Mathematical models have been devised expressing the levels of
controllable welding factors as a function of the joint geometry, such that
acceptable weld beads are produced. Weld beads were required to be both
geometrically acceptable and mechanically sound despite changes in the root
face thickness (0.5 mm - 2.5 mm) and root gap (0 - 1.5 mm). The equations
are intended to form part of an adaptively controlled robotic arc welding
system. Simulation was used to develop the adaptive expressions.
The study was applied to the root weld bead of the closing seam of
railway bogie side frames fabricated from structural steel. The self shielding
flux cored electrode arc welding process was used to weld single J
preparations orientated in the horizontal-vertical position. Single sided full
penetration welds with underbeads were required. The weld bead geometry was defined in terms of ten responses.
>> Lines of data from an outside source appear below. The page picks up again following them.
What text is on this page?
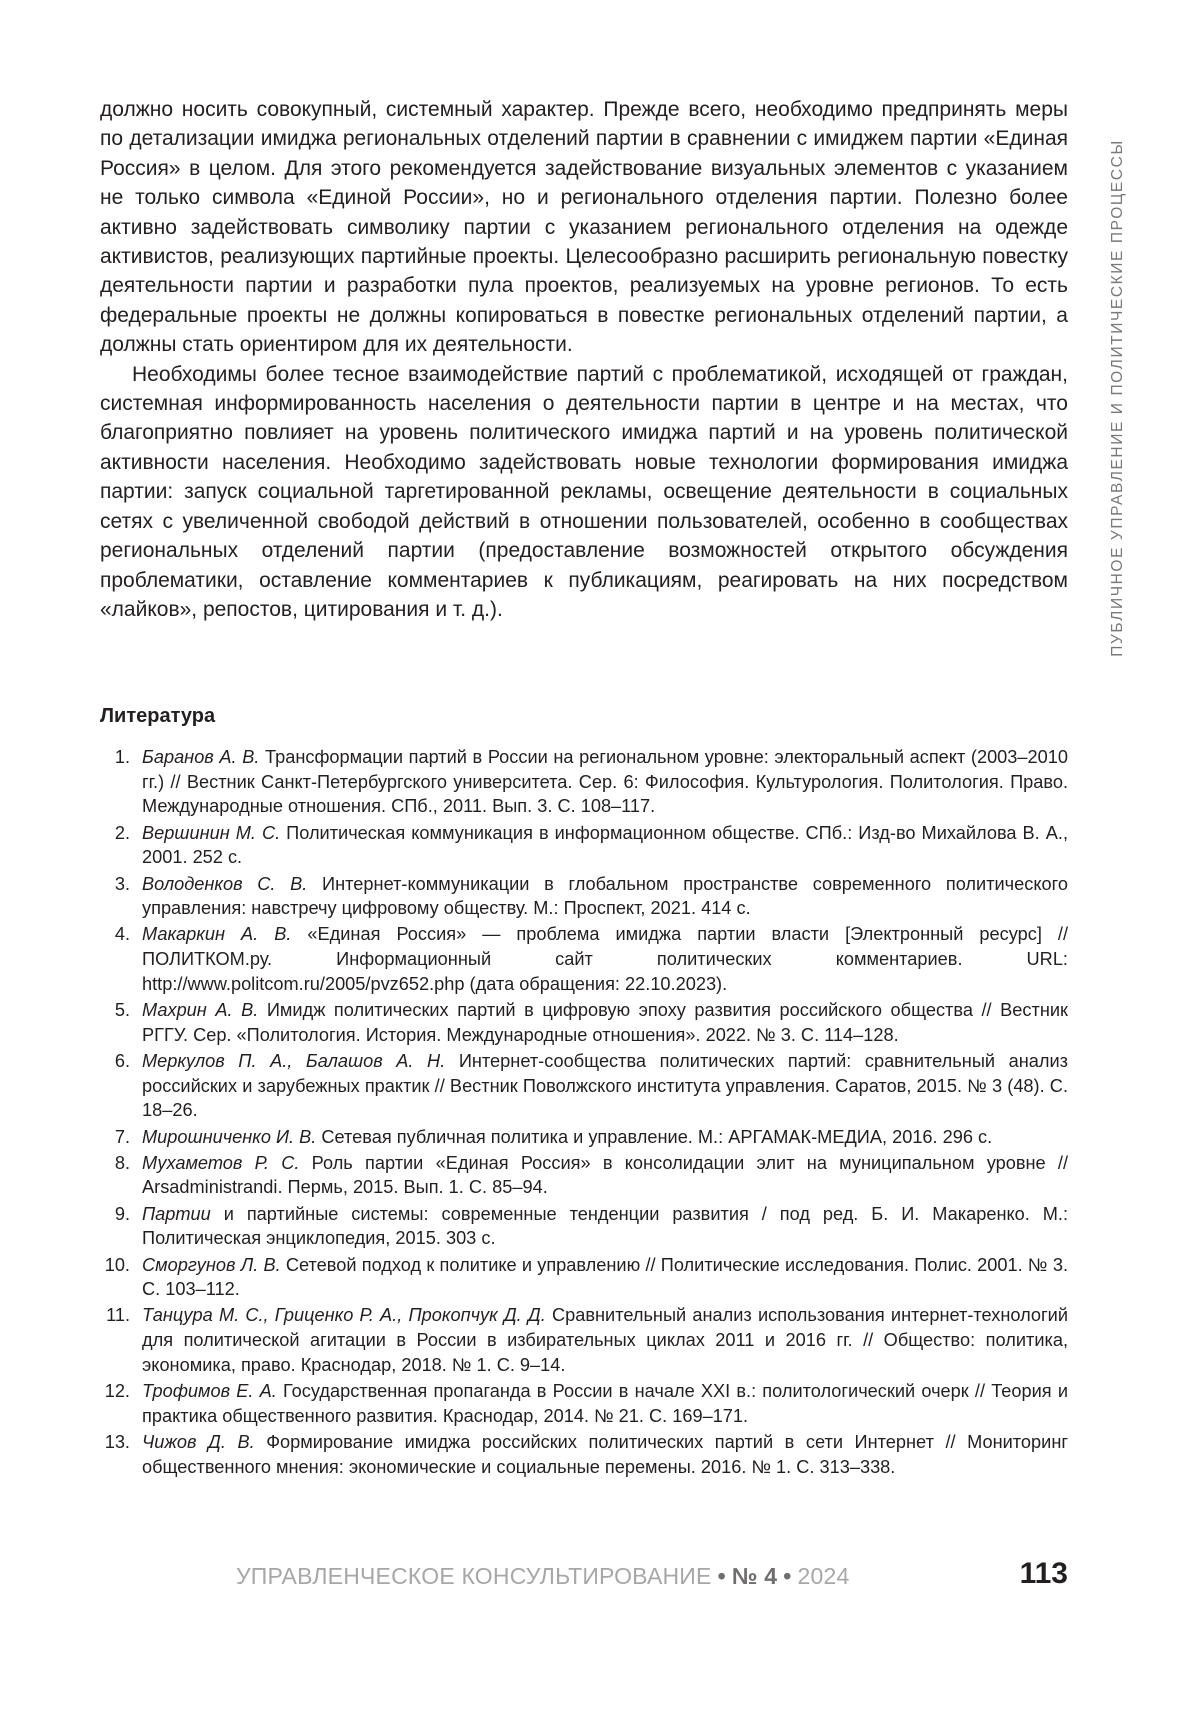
ПУБЛИЧНОЕ УПРАВЛЕНИЕ И ПОЛИТИЧЕСКИЕ ПРОЦЕССЫ

должно носить совокупный, системный характер. Прежде всего, необходимо предпринять меры по детализации имиджа региональных отделений партии в сравнении с имиджем партии «Единая Россия» в целом. Для этого рекомендуется задействование визуальных элементов с указанием не только символа «Единой России», но и регионального отделения партии. Полезно более активно задействовать символику партии с указанием регионального отделения на одежде активистов, реализующих партийные проекты. Целесообразно расширить региональную повестку деятельности партии и разработки пула проектов, реализуемых на уровне регионов. То есть федеральные проекты не должны копироваться в повестке региональных отделений партии, а должны стать ориентиром для их деятельности.

Необходимы более тесное взаимодействие партий с проблематикой, исходящей от граждан, системная информированность населения о деятельности партии в центре и на местах, что благоприятно повлияет на уровень политического имиджа партий и на уровень политической активности населения. Необходимо задействовать новые технологии формирования имиджа партии: запуск социальной таргетированной рекламы, освещение деятельности в социальных сетях с увеличенной свободой действий в отношении пользователей, особенно в сообществах региональных отделений партии (предоставление возможностей открытого обсуждения проблематики, оставление комментариев к публикациям, реагировать на них посредством «лайков», репостов, цитирования и т. д.).

Литература
1. Баранов А. В. Трансформации партий в России на региональном уровне: электоральный аспект (2003–2010 гг.) // Вестник Санкт-Петербургского университета. Сер. 6: Философия. Культурология. Политология. Право. Международные отношения. СПб., 2011. Вып. 3. С. 108–117.
2. Вершинин М. С. Политическая коммуникация в информационном обществе. СПб.: Изд-во Михайлова В. А., 2001. 252 с.
3. Володенков С. В. Интернет-коммуникации в глобальном пространстве современного политического управления: навстречу цифровому обществу. М.: Проспект, 2021. 414 с.
4. Макаркин А. В. «Единая Россия» — проблема имиджа партии власти [Электронный ресурс] // ПОЛИТКОМ.ру. Информационный сайт политических комментариев. URL: http://www.politcom.ru/2005/pvz652.php (дата обращения: 22.10.2023).
5. Махрин А. В. Имидж политических партий в цифровую эпоху развития российского общества // Вестник РГГУ. Сер. «Политология. История. Международные отношения». 2022. № 3. С. 114–128.
6. Меркулов П. А., Балашов А. Н. Интернет-сообщества политических партий: сравнительный анализ российских и зарубежных практик // Вестник Поволжского института управления. Саратов, 2015. № 3 (48). С. 18–26.
7. Мирошниченко И. В. Сетевая публичная политика и управление. М.: АРГАМАК-МЕДИА, 2016. 296 с.
8. Мухаметов Р. С. Роль партии «Единая Россия» в консолидации элит на муниципальном уровне // Arsadministrandi. Пермь, 2015. Вып. 1. С. 85–94.
9. Партии и партийные системы: современные тенденции развития / под ред. Б. И. Макаренко. М.: Политическая энциклопедия, 2015. 303 с.
10. Сморгунов Л. В. Сетевой подход к политике и управлению // Политические исследования. Полис. 2001. № 3. С. 103–112.
11. Танцура М. С., Гриценко Р. А., Прокопчук Д. Д. Сравнительный анализ использования интернет-технологий для политической агитации в России в избирательных циклах 2011 и 2016 гг. // Общество: политика, экономика, право. Краснодар, 2018. № 1. С. 9–14.
12. Трофимов Е. А. Государственная пропаганда в России в начале XXI в.: политологический очерк // Теория и практика общественного развития. Краснодар, 2014. № 21. С. 169–171.
13. Чижов Д. В. Формирование имиджа российских политических партий в сети Интернет // Мониторинг общественного мнения: экономические и социальные перемены. 2016. № 1. С. 313–338.
УПРАВЛЕНЧЕСКОЕ КОНСУЛЬТИРОВАНИЕ • № 4 • 2024	113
Mathematical models derived from factorially designed experiments were used
to relate the weld bead geometry, incidence of porosity and the occurrence of
electrode stubbing to a function of upto seven factors. A data base of almost
1000 test welds was generated, in which each test was characterised by 76
pieces of information. Analysis of variance was used to determine which
factors most influenced each of the responses. Multiple regression enabled an
expression for each response to be derived as a function of the welding factor
levels. The weld bead geometry model consisted of ten equations, each a
function of upto six factors, whilst the soundness model related the optimum
welding voltage to a function of three factors so that porosity and electrode
stubbing would not be encountered.
A Doctoral Thesis. Submitted in partial fulfilment of the requirements for the award of Doctor of Philosophy of Loughborough University.